America’s access to justice woes are paradoxical. We have more lawyers than every country except India and more lawyers per capita than every country except for Israel. We spend more on law as an absolute amount or as a percentage of GDP than any other country. At the high end, we provide best legal services in the world.

And yet we barely provide any legal services to the very poor, and our lawyers cost too much for the working poor or even the middle class. We graduate so many juris doctors that as many as a third fail to find work as a lawyer, despite clear signs of demand within the middle class. Why the mismatch between supply and demand? Why do we spend so much on law and provide so little? It turns out there is another American market for professional services that shares some of the same puzzling features: medicine. We spend more than any other country on law and medicine, and yet we have relatively poor outcomes in both.

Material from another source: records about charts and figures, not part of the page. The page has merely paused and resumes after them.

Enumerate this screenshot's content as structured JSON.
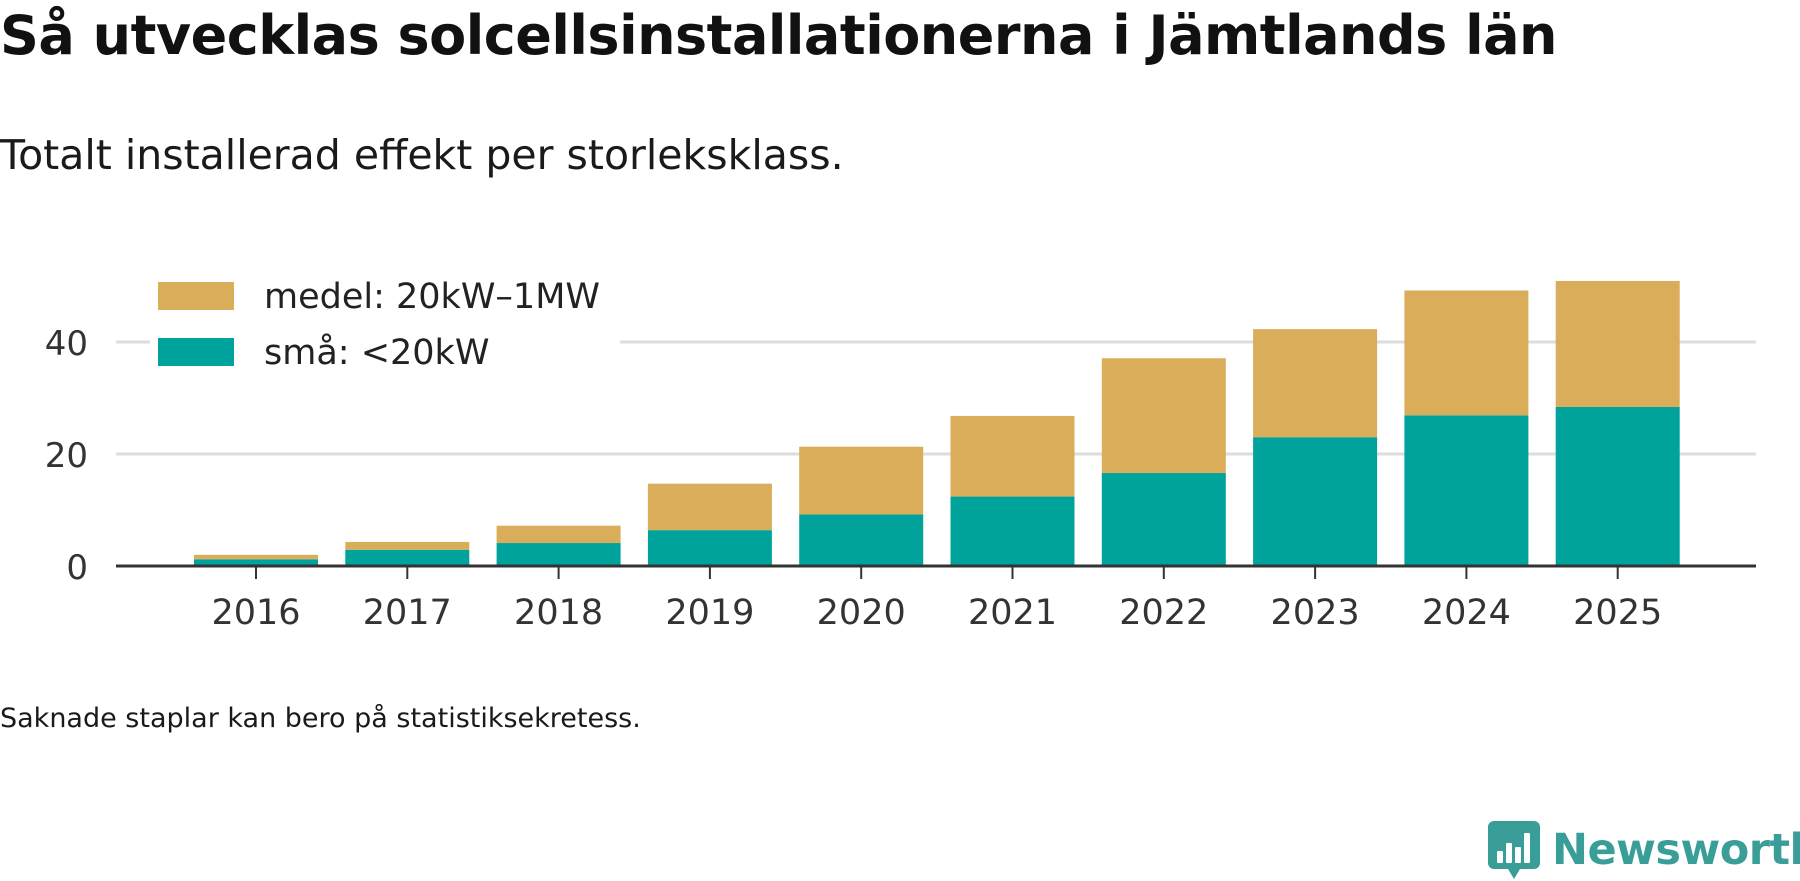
{
  "title": "Så utvecklas solcellsinstallationerna i Jämtlands län",
  "subtitle": "Totalt installerad effekt per storleksklass.",
  "footnote": "Saknade staplar kan bero på statistiksekretess.",
  "brand": "Newsworthy",
  "colors": {
    "medel": "#d9ad5a",
    "sma": "#00a39b",
    "grid": "#dddddd",
    "axis": "#333333",
    "brand": "#3a9e98"
  },
  "chart_data": {
    "type": "bar",
    "stacked": true,
    "categories": [
      "2016",
      "2017",
      "2018",
      "2019",
      "2020",
      "2021",
      "2022",
      "2023",
      "2024",
      "2025"
    ],
    "series": [
      {
        "name": "små: <20kW",
        "key": "sma",
        "values": [
          1.2,
          2.9,
          4.1,
          6.4,
          9.2,
          12.4,
          16.6,
          23.0,
          26.9,
          28.4
        ]
      },
      {
        "name": "medel: 20kW–1MW",
        "key": "medel",
        "values": [
          0.8,
          1.4,
          3.1,
          8.3,
          12.1,
          14.4,
          20.5,
          19.3,
          22.3,
          22.5
        ]
      }
    ],
    "legend": [
      {
        "label": "medel: 20kW–1MW",
        "key": "medel"
      },
      {
        "label": "små: <20kW",
        "key": "sma"
      }
    ],
    "legend_position": "top-left",
    "yticks": [
      "0",
      "20",
      "40"
    ],
    "ytick_values": [
      0,
      20,
      40
    ],
    "ylim": [
      0,
      53
    ],
    "xlabel": "",
    "ylabel": "",
    "grid": true
  }
}
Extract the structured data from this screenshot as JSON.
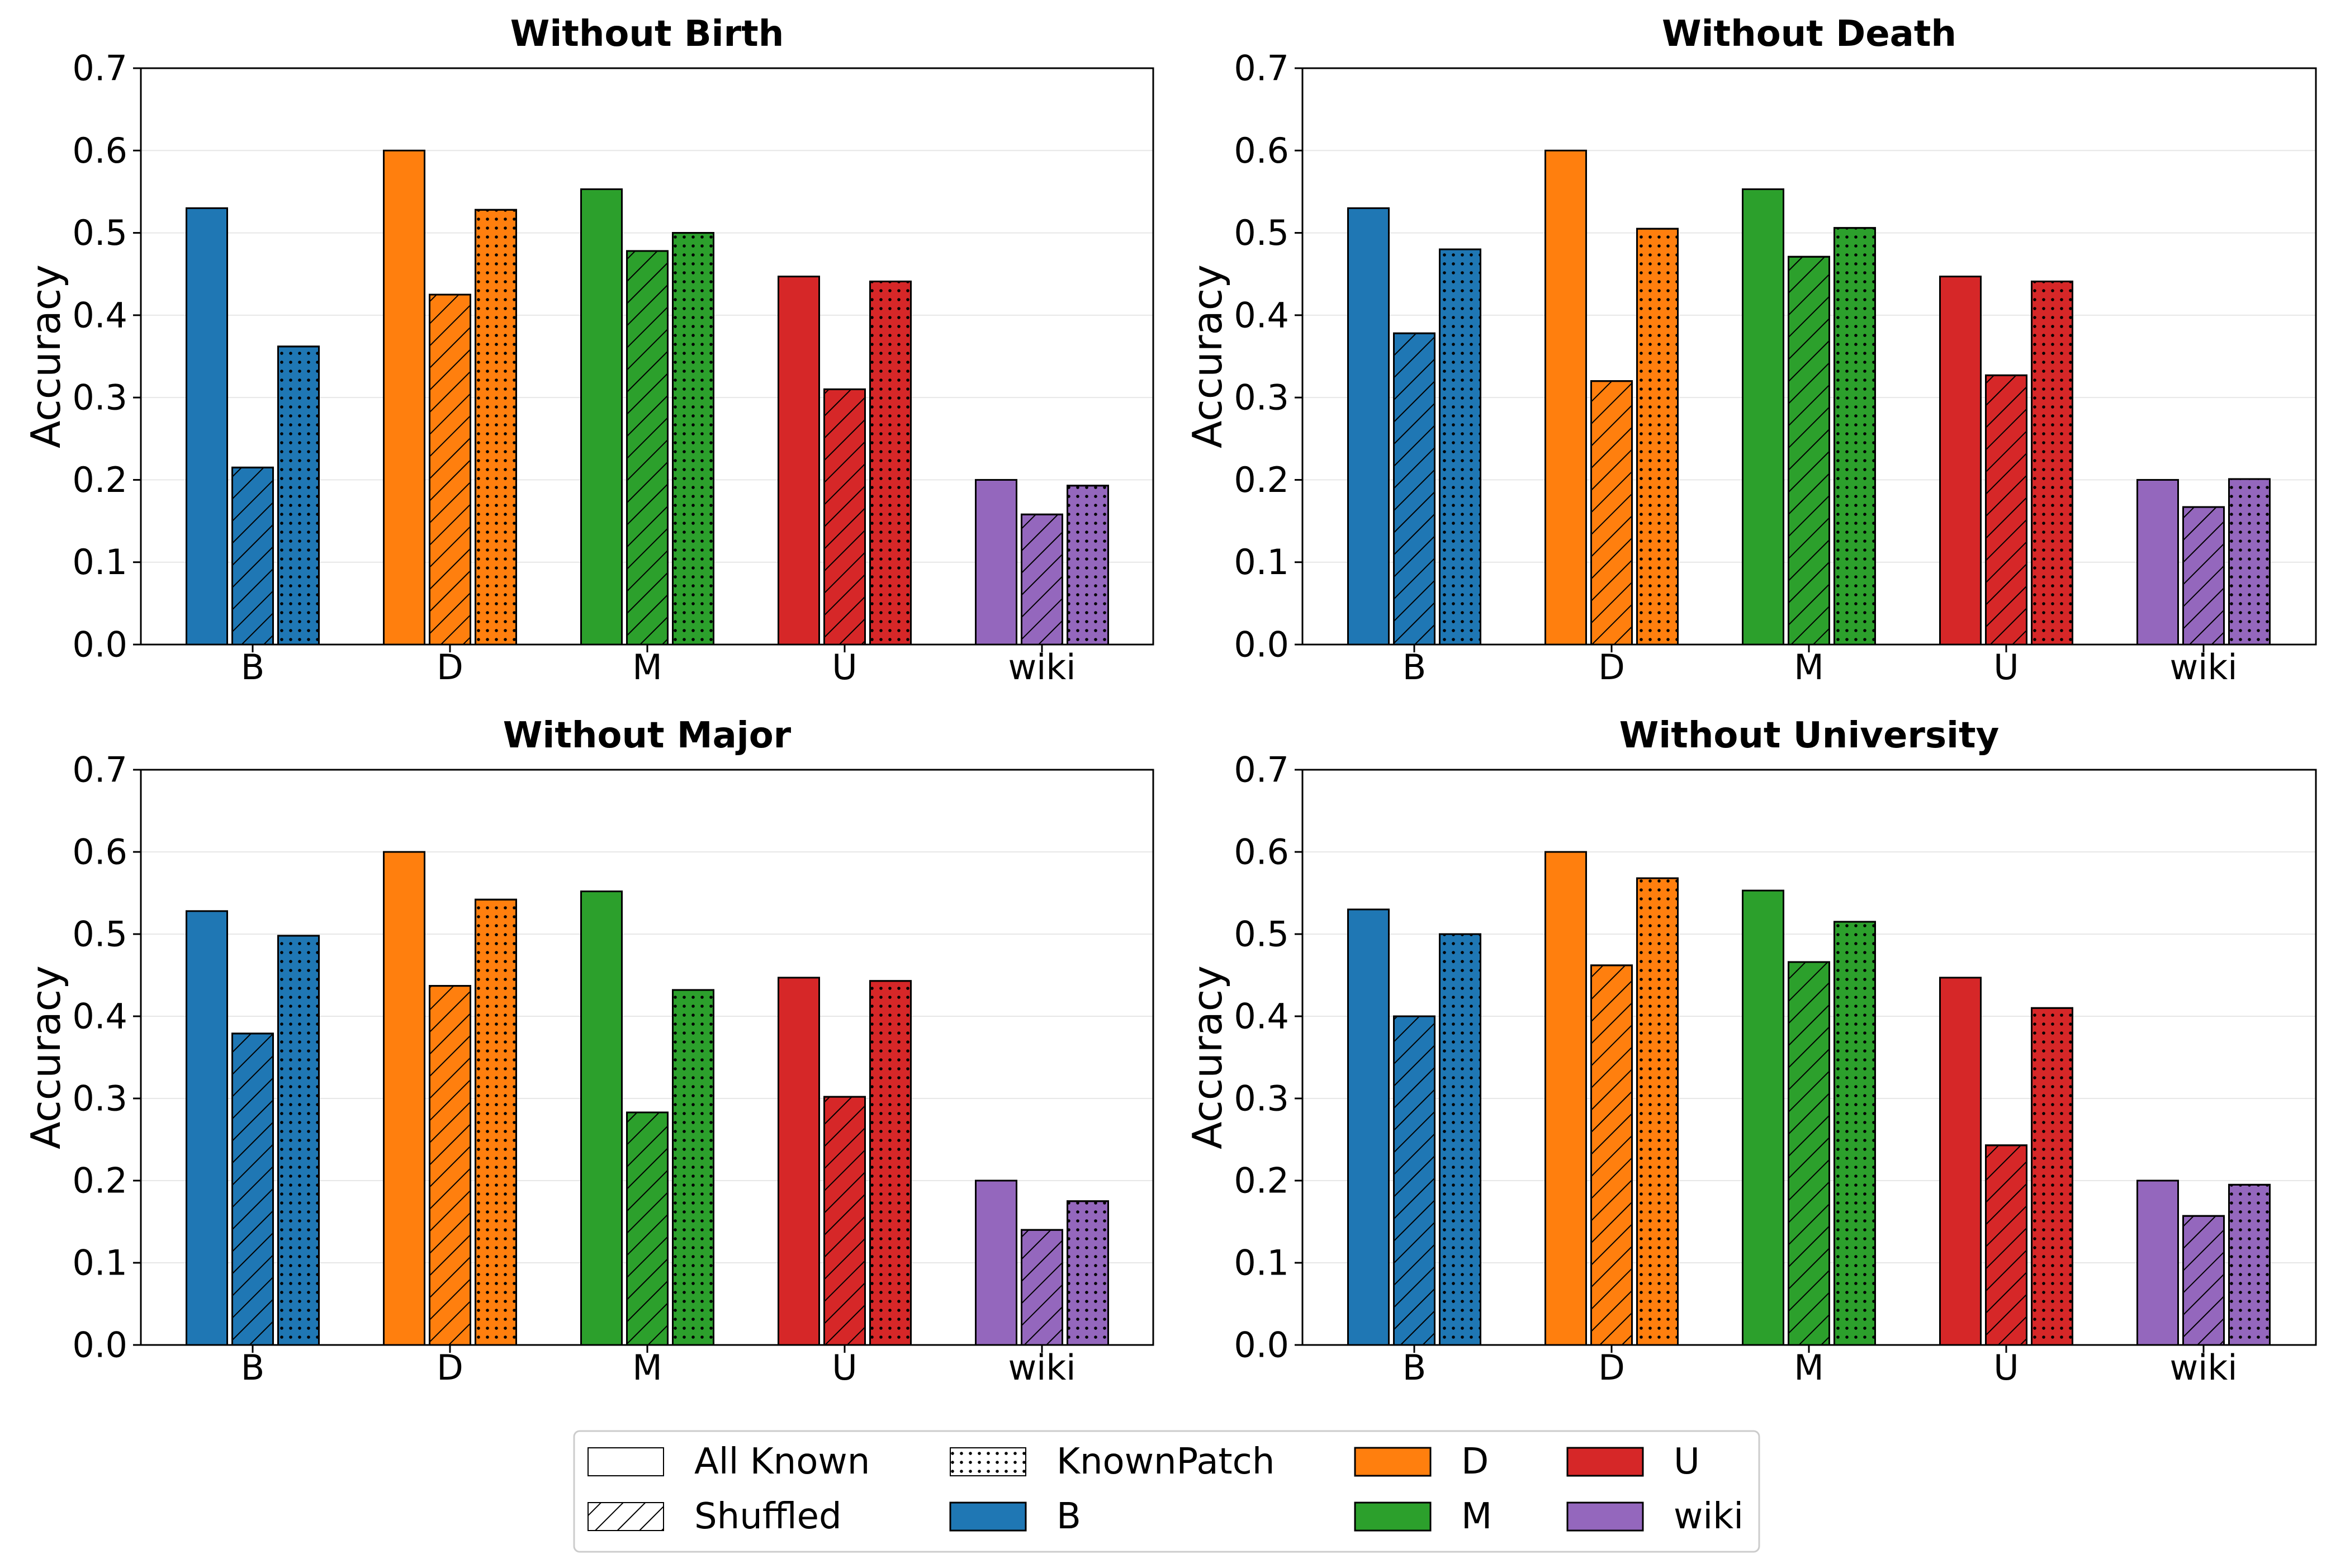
{
  "chart_data": {
    "type": "bar",
    "categories": [
      "B",
      "D",
      "M",
      "U",
      "wiki"
    ],
    "category_colors": {
      "B": "#1f77b4",
      "D": "#ff7f0e",
      "M": "#2ca02c",
      "U": "#d62728",
      "wiki": "#9467bd"
    },
    "ylabel": "Accuracy",
    "ylim": [
      0,
      0.7
    ],
    "yticks": [
      "0.0",
      "0.1",
      "0.2",
      "0.3",
      "0.4",
      "0.5",
      "0.6",
      "0.7"
    ],
    "grid": "horizontal",
    "series_styles": [
      {
        "name": "All Known",
        "pattern": "solid"
      },
      {
        "name": "Shuffled",
        "pattern": "hatch"
      },
      {
        "name": "KnownPatch",
        "pattern": "dots"
      }
    ],
    "panels": [
      {
        "title": "Without Birth",
        "values": {
          "All Known": [
            0.53,
            0.6,
            0.553,
            0.447,
            0.2
          ],
          "Shuffled": [
            0.215,
            0.425,
            0.478,
            0.31,
            0.158
          ],
          "KnownPatch": [
            0.362,
            0.528,
            0.5,
            0.441,
            0.193
          ]
        }
      },
      {
        "title": "Without Death",
        "values": {
          "All Known": [
            0.53,
            0.6,
            0.553,
            0.447,
            0.2
          ],
          "Shuffled": [
            0.378,
            0.32,
            0.471,
            0.327,
            0.167
          ],
          "KnownPatch": [
            0.48,
            0.505,
            0.506,
            0.441,
            0.201
          ]
        }
      },
      {
        "title": "Without Major",
        "values": {
          "All Known": [
            0.528,
            0.6,
            0.552,
            0.447,
            0.2
          ],
          "Shuffled": [
            0.379,
            0.437,
            0.283,
            0.302,
            0.14
          ],
          "KnownPatch": [
            0.498,
            0.542,
            0.432,
            0.443,
            0.175
          ]
        }
      },
      {
        "title": "Without University",
        "values": {
          "All Known": [
            0.53,
            0.6,
            0.553,
            0.447,
            0.2
          ],
          "Shuffled": [
            0.4,
            0.462,
            0.466,
            0.243,
            0.157
          ],
          "KnownPatch": [
            0.5,
            0.568,
            0.515,
            0.41,
            0.195
          ]
        }
      }
    ],
    "legend": {
      "placement": "bottom-center",
      "entries": [
        {
          "label": "All Known",
          "kind": "pattern",
          "pattern": "solid"
        },
        {
          "label": "Shuffled",
          "kind": "pattern",
          "pattern": "hatch"
        },
        {
          "label": "KnownPatch",
          "kind": "pattern",
          "pattern": "dots"
        },
        {
          "label": "B",
          "kind": "color",
          "color": "#1f77b4"
        },
        {
          "label": "D",
          "kind": "color",
          "color": "#ff7f0e"
        },
        {
          "label": "M",
          "kind": "color",
          "color": "#2ca02c"
        },
        {
          "label": "U",
          "kind": "color",
          "color": "#d62728"
        },
        {
          "label": "wiki",
          "kind": "color",
          "color": "#9467bd"
        }
      ]
    }
  }
}
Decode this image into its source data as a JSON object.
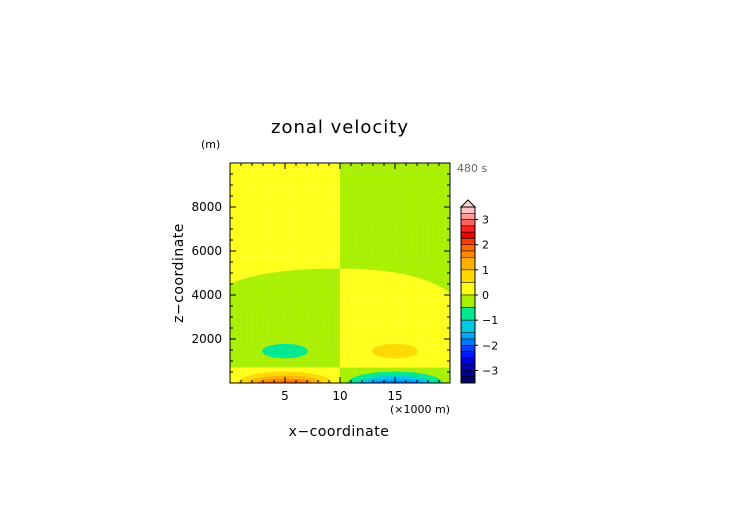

This Article discusses the central puzzle in law and medicine: why do we pay so much and get so little? Law and medicine serve three different, very distinct American populations: the wealthy, the very poor, and the working poor. The wealthy and corporations get the very best in the world services. The very poor get at least some access to services. The working poor, however, are often worst off in America. Too “wealthy” to qualify for government subsidized services and too poor to pay out of pocket for a doctor or lawyer, this population is often squeezed out. The Article then asks what role professional regulation and education plays in this dynamic, and considers whether legislative help is very likely in law, using the passage of the Affordable Care Act as a model.